I am attempting to analyze a dataset generated from fungal ITS sequences, and have run into similar issues as the following two threads, however haven’t been able to solve my problem with the advice therein:
I have tried the following different ways of classifying my sequences and all of them result in kingdom and phylum level classification only. The parameters I have tried are:
training the classifier with extracted and truncated reference reads
training the classifier with extracted (but not truncated) reference reads
training the classifier without extracting reference reads
I have also attempted the above using both the developer and non-developer UNITE database.
Any advice? Why am I still only able to get Kingdom-level classification?!
Thanks for posting! And many thanks for checking out the other forum posts related to this issue first. I have a few questions to get started troubleshooting:
What primers are you using?
What is the length of the sequences that you are classifying?
What types of samples are you analyzing? (just curious but it may be relevant here)
One way to test your classifier would be to classify a subset (10 would be enough) of the same sequences that you used to train the classifier. If you are still getting kingdom-level classifications, something is wrong with the classifier (or possibly the taxonomy format — I assume that you are using the QIIME-formatted UNITE dataset).
The best performance for UNITE would be achieved by training the classifier without extracting reference reads, using the “developer” version of the UNITE sequences. Thanks for already trying these different approaches! It gets us a bit closer to solving the problem…

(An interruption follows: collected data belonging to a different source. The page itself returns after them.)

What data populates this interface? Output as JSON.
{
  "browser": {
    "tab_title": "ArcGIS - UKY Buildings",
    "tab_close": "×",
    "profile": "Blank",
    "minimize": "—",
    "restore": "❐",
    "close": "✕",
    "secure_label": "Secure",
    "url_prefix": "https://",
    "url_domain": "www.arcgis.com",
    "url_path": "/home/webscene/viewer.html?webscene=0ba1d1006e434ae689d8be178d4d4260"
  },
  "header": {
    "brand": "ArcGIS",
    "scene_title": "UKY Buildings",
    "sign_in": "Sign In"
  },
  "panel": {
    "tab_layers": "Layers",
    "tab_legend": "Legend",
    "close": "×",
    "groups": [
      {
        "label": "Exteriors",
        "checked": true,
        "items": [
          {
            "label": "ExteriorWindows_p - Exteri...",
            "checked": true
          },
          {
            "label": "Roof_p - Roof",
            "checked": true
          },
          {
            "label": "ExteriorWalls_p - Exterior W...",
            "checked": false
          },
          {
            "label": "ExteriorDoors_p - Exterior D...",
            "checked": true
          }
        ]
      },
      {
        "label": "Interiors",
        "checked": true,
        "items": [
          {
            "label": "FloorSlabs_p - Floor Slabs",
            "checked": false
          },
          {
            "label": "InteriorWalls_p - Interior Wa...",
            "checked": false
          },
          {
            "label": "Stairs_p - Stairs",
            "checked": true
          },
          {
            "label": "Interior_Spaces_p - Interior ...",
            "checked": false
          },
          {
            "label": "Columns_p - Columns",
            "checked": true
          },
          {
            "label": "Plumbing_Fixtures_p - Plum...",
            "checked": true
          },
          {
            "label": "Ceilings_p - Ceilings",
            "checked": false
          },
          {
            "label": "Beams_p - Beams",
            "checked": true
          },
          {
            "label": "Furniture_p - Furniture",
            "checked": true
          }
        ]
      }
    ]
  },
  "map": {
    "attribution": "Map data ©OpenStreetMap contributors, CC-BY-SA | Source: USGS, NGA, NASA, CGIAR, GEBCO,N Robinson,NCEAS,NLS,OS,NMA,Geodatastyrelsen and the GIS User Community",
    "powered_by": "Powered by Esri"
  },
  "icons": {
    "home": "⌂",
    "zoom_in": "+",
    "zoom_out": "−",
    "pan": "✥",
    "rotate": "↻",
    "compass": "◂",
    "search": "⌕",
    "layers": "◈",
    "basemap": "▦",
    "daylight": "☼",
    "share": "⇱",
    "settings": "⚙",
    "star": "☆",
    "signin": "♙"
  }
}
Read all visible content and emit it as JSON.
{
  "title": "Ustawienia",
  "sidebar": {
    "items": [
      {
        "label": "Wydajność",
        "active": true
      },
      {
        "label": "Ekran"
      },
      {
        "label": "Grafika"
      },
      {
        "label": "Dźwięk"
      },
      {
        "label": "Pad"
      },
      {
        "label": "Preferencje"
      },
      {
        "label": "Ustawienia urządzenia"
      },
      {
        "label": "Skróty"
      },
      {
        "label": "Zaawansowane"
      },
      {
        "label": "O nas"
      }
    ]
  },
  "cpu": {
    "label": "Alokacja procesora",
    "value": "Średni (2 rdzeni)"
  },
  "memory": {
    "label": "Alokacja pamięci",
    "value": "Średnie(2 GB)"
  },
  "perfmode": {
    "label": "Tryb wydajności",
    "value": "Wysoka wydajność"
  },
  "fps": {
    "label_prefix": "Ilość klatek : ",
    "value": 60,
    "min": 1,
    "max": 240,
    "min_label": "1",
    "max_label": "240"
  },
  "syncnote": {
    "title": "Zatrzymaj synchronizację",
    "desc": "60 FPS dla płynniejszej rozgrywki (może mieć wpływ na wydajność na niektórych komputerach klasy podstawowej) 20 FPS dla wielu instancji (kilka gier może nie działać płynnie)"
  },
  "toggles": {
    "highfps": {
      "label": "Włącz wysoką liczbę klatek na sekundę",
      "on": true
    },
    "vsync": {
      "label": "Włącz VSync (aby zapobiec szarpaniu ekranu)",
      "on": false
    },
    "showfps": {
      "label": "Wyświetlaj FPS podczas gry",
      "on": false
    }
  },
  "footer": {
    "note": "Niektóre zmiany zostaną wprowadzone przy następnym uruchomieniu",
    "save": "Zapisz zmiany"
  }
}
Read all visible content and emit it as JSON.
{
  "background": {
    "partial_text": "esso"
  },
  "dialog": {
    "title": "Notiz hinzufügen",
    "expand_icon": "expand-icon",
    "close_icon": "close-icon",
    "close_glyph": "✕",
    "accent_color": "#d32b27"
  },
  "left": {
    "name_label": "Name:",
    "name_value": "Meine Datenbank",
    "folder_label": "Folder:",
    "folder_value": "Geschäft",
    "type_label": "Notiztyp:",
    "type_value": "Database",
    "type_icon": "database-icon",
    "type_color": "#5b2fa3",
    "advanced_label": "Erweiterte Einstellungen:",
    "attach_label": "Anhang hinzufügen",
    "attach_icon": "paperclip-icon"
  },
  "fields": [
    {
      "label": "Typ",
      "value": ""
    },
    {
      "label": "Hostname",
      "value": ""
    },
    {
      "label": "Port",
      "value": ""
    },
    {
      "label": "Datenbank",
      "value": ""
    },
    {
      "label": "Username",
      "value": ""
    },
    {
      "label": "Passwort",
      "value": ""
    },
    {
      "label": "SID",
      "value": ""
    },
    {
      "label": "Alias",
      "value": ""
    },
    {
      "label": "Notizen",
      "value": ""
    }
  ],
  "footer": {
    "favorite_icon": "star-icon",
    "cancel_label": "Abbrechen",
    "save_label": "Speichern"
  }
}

Would you mind sending your classifier and query sequences so that I could examine these files? You can send as a direct message to me if you do not want to post these publicly on this forum.
It sounds like your classifier is working fine (and we/other qiime2 users have used the UNITE classifier quite a bit so there should not be compatibility issues). So the bad news is this is not an easy fix, but the good news is that you can try to extract the useful sequences and proceed with that subset of the data (see below).
It seems like the sequences themselves are probably the issue — as a quick test I BLASTed the first five query seqs; 4/5 had no significant hits (but had short segments of similarity to non-fungal sequences) and 1/5 hit Acropora. So in spite of the fact that the primers are supposed to be fungi-specific, they appear to be hitting at least some non-target (e.g., host) sequences.
Here’s my advice for the next steps:
as a sanity check, you could test out classify-consensus-blast on the UNITE database to get a “second opinion” on sequence classification. Make sure max_accepts is set to 10 (so that you aren’t just blasting the top hit).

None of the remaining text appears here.